Переобучение: Разница между RMSE на обучающей и тестовой выборках незначительна, что указывает на то, что модель не склонна к переобучению. Однако в будущем стоит следить за этой метрикой при добавлении новых признаков или усложнении модели, чтобы избежать излишней подгонки под тренировочные данные. Также стоит быть осторожным и продолжать мониторинг этого показателя.
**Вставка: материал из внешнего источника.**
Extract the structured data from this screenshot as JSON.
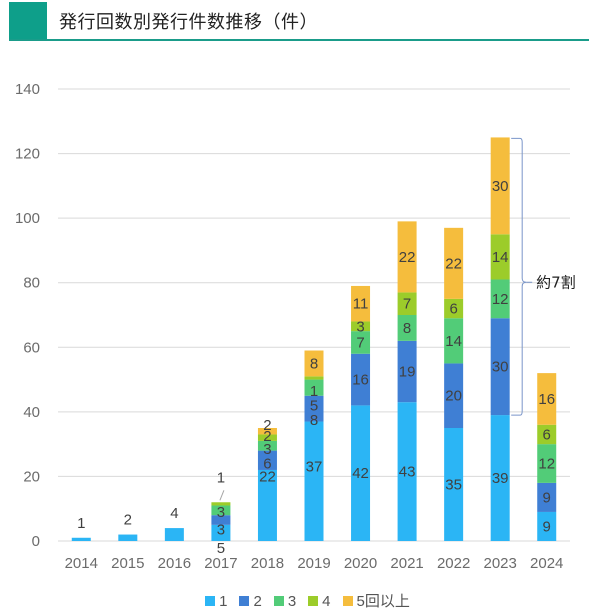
{
  "header": {
    "title": "発行回数別発行件数推移（件）"
  },
  "chart_data": {
    "type": "bar",
    "stacked": true,
    "title": "発行回数別発行件数推移（件）",
    "xlabel": "",
    "ylabel": "",
    "ylim": [
      0,
      140
    ],
    "yticks": [
      0,
      20,
      40,
      60,
      80,
      100,
      120,
      140
    ],
    "grid": true,
    "legend_position": "bottom",
    "categories": [
      "2014",
      "2015",
      "2016",
      "2017",
      "2018",
      "2019",
      "2020",
      "2021",
      "2022",
      "2023",
      "2024"
    ],
    "series": [
      {
        "name": "1",
        "color": "#2bb5f5",
        "values": [
          1,
          2,
          4,
          5,
          22,
          37,
          42,
          43,
          35,
          39,
          9
        ]
      },
      {
        "name": "2",
        "color": "#3f7fd4",
        "values": [
          0,
          0,
          0,
          3,
          6,
          8,
          16,
          19,
          20,
          30,
          9
        ]
      },
      {
        "name": "3",
        "color": "#52cc78",
        "values": [
          0,
          0,
          0,
          3,
          3,
          5,
          7,
          8,
          14,
          12,
          12
        ]
      },
      {
        "name": "4",
        "color": "#9ccc2a",
        "values": [
          0,
          0,
          0,
          1,
          2,
          1,
          3,
          7,
          6,
          14,
          6
        ]
      },
      {
        "name": "5回以上",
        "color": "#f5bd3d",
        "values": [
          0,
          0,
          0,
          0,
          2,
          8,
          11,
          22,
          22,
          30,
          16
        ]
      }
    ],
    "totals_shown": {
      "2014": 1,
      "2015": 2,
      "2016": 4
    },
    "annotation": {
      "text": "約7割",
      "target": "2023",
      "span": "series 2 to 5回以上"
    }
  },
  "legend": [
    "1",
    "2",
    "3",
    "4",
    "5回以上"
  ]
}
Кросс-валидация: При кросс-валидации наблюдается небольшое увеличение ошибки RMSE по сравнению с тестовой выборкой (рост на 2-3%). Это может указывать на небольшую нестабильность модели при использовании разных подвыборок данных. Для повышения устойчивости модели возможно стоит провести дальнейшую настройку гиперпараметров.

Рекомендации: Следует уделить внимание дополнительной обработке категориальных признаков, улучшению метода feature engineering, а также возможной оптимизации модели (например, через подбор гиперпараметров) для повышения точности предсказаний на экстремальных значениях.

Время обучения модели: Модель обучалась в течение 11.98 секунд, что является приемлемым временем для данного объема данных.